Под камнем сияла глубокая золотисто-голубоватая каменная ванна, наполненная быстротекущей прозрачной водой, пронизанная светом солнца, прятавшегося за высоким берегом. Дно этой ванны было коричнево-синим от мелких камушков и крупного песка, и, как бледные, синеватые тени, стояли на самом дне хариусы – пять штук, наверное, одногодки, потому что все пятеро одинакового роста. Эти синие хариусы – горные, в отличие от коричневых, долинных.
Они стояли друг за другом и рядом – двое впереди, трое сзади, – как в строю. Иногда вдруг кто-нибудь из них, вильнув в сторону, поднимал хвостом фонтанчик песка, уносившегося по течению, как дым, – и тотчас хариус занимал свое место. «Ишь ты! – подумал Володя. – Видят же меня, черти! А виду не подают!» В этот момент о Володин лоб ударился и мгновенно присосался овод. Володя прихлопнул его, крутанув между пальцами, швырнул с размаху на воду. Овод чернел на ней один только миг и исчез – неизвестно, как успел схватить его хариус. Володя еле уловил глазами стрельнувшую к поверхности со дна синюю ракету – и опять стояли пять хариусов под камнем в уносившейся дымке песка.
Володя собрался с духом и нырнул…
Но он не увидел их – своих подводных братьев, хотя смотрел в воде широко раскрытыми глазами: проточная ванна была пуста!

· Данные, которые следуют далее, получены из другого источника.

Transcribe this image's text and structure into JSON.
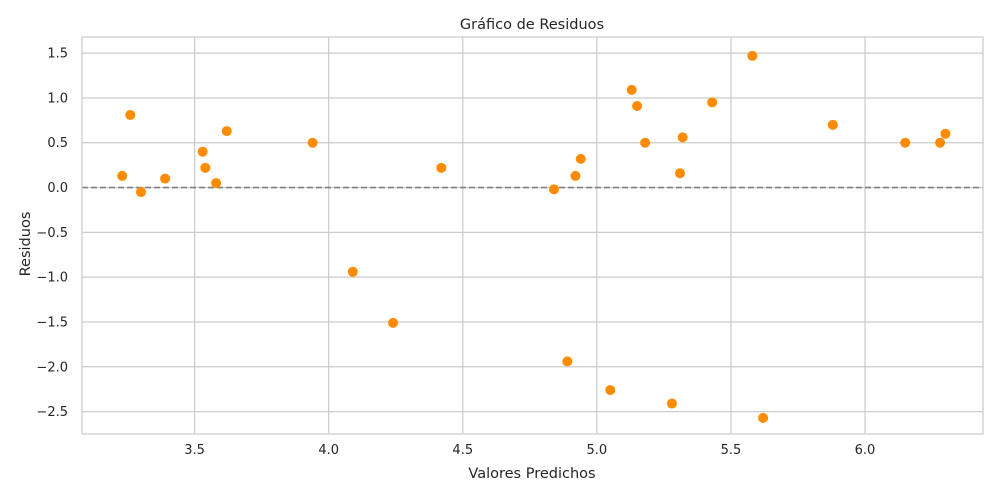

Теперь Володя был в ней единственный хариус. Он прыгал и кувыркался, поднимая брызги на разбитой поверхности и фонтанчики песка на дне, пока не посинел. Тогда он выскочил и уселся на камне, дрожа всем телом и разматывая удочку. Выплеснувшаяся вместе с ним вода стекала с Володиной гусиной кожи серебристыми струйками и каплями, отемнявшими камень.
Река по-за камнем – на большом течении – звала к себе нетерпеливо, но Володе было некогда. Надо было поймать рыбу, позавтракать и двигаться.

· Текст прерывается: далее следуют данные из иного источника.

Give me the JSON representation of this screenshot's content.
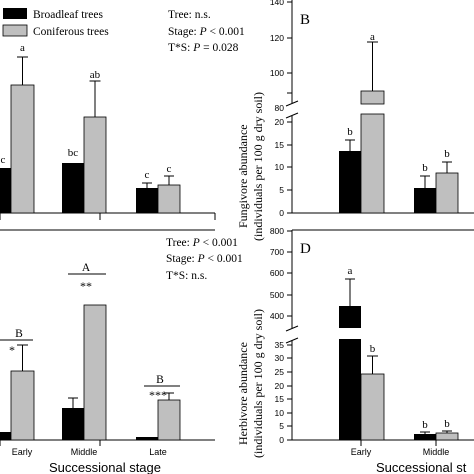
{
  "legend": {
    "broadleaf": "Broadleaf trees",
    "coniferous": "Coniferous trees"
  },
  "colors": {
    "broadleaf": "#000000",
    "coniferous": "#bfbfbf",
    "axis": "#000000"
  },
  "panel_b_ylabel": [
    "Fungivore abundance",
    "(individuals per 100 g dry soil)"
  ],
  "panel_d_ylabel": [
    "Herbivore abundance",
    "(individuals per 100 g dry soil)"
  ],
  "xlabel_left": "Successional stage",
  "xlabel_right": "Successional st",
  "categories": [
    "Early",
    "Middle",
    "Late"
  ],
  "chart_data": [
    {
      "panel": "A",
      "type": "bar",
      "categories": [
        "Early",
        "Middle",
        "Late"
      ],
      "series": [
        {
          "name": "Broadleaf trees",
          "values": [
            9.8,
            11.8,
            5.7
          ],
          "errors": [
            0,
            0,
            1.2
          ]
        },
        {
          "name": "Coniferous trees",
          "values": [
            28.0,
            21.8,
            6.3
          ],
          "errors": [
            9,
            8.4,
            2.2
          ]
        }
      ],
      "letters": [
        [
          "c",
          "a"
        ],
        [
          "bc",
          "ab"
        ],
        [
          "c",
          "c"
        ]
      ],
      "stats": [
        "Tree: n.s.",
        "Stage: P < 0.001",
        "T*S: P = 0.028"
      ]
    },
    {
      "panel": "B",
      "type": "bar",
      "categories": [
        "Early",
        "Middle"
      ],
      "yaxis_break": true,
      "ticks": [
        0,
        5,
        10,
        15,
        20,
        80,
        100,
        120,
        140
      ],
      "series": [
        {
          "name": "Broadleaf trees",
          "values": [
            12.5,
            5.3
          ],
          "errors": [
            2.2,
            1.3
          ]
        },
        {
          "name": "Coniferous trees",
          "values": [
            87,
            8.3
          ],
          "errors": [
            30,
            2.3
          ]
        }
      ],
      "letters": [
        [
          "b",
          "a"
        ],
        [
          "b",
          "b"
        ]
      ]
    },
    {
      "panel": "C",
      "type": "bar",
      "categories": [
        "Early",
        "Middle",
        "Late"
      ],
      "series": [
        {
          "name": "Broadleaf trees",
          "values": [
            1.5,
            6,
            0.7
          ],
          "errors": [
            0,
            2,
            0
          ]
        },
        {
          "name": "Coniferous trees",
          "values": [
            13.5,
            27,
            10.3
          ],
          "errors": [
            0,
            0,
            1.4
          ]
        }
      ],
      "sig": [
        "*",
        "**",
        "***"
      ],
      "group_letters": [
        "B",
        "A",
        "B"
      ],
      "stats": [
        "Tree: P < 0.001",
        "Stage: P < 0.001",
        "T*S: n.s."
      ]
    },
    {
      "panel": "D",
      "type": "bar",
      "categories": [
        "Early",
        "Middle"
      ],
      "yaxis_break": true,
      "ticks": [
        0,
        5,
        10,
        15,
        20,
        25,
        30,
        35,
        400,
        500,
        600,
        700,
        800
      ],
      "series": [
        {
          "name": "Broadleaf trees",
          "values": [
            490,
            1.8
          ],
          "errors": [
            120,
            0.6
          ]
        },
        {
          "name": "Coniferous trees",
          "values": [
            26,
            2.2
          ],
          "errors": [
            7,
            0.6
          ]
        }
      ],
      "letters": [
        [
          "a",
          "b"
        ],
        [
          "b",
          "b"
        ]
      ]
    }
  ]
}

Он посмотрел в ванну: она опять была прозрачной, как большое голубое стекло, увеличенные толщей воды хариусы снова стояли на дне, пошевеливая хвостами и плавниками, – их стало шестеро, потому что прибавился еще один. Непуганая здесь рыба, смелая, не боится человека вовсе! Но Володя спрыгнул для верности на берег, спрятался за камнем и закинул удочку, и сейчас же что-то схватило, слабо – Володя выкинул на прибрежную береговую гальку маленькую золотистую, в темных пятнах рыбешку… Тальма – малек семги!
– Глупая! – нежно сказал он.
Наклонившись, Володя осторожно взял ее, прыгающую, руками, бережно снял с крючка.
– Глупая! – повторил он, улыбаясь. – Погуляй, пока придет твое время, – и бросил ее обратно.
Тех шестерых великанов Володя поймал быстро – одного за другим. На то, чтобы их засолить и поджарить, ушло еще некоторое время. Теперь Володина сумка раздулась и потяжелела: были в ней некоторые запасы впрок, на два-три дня. С рекой ведь он прощается, и там – на лесной тропе – его ждали только ягоды: голубика, да морошка, да кой-где клюква по болоту.
Солнце уже жарило сверху, огромное небо сияло раскаляясь – темно-синее сверху, белесое по краям над лесами. Тучи комаров, мух и оводов носились в безветренном воздухе. Но Володя не спешил мазаться диметилфтолатом: надо было еще перейти Сар-Ю, перед тем как свернуть в сторону от реки. Драгоценную жидкость надо было беречь.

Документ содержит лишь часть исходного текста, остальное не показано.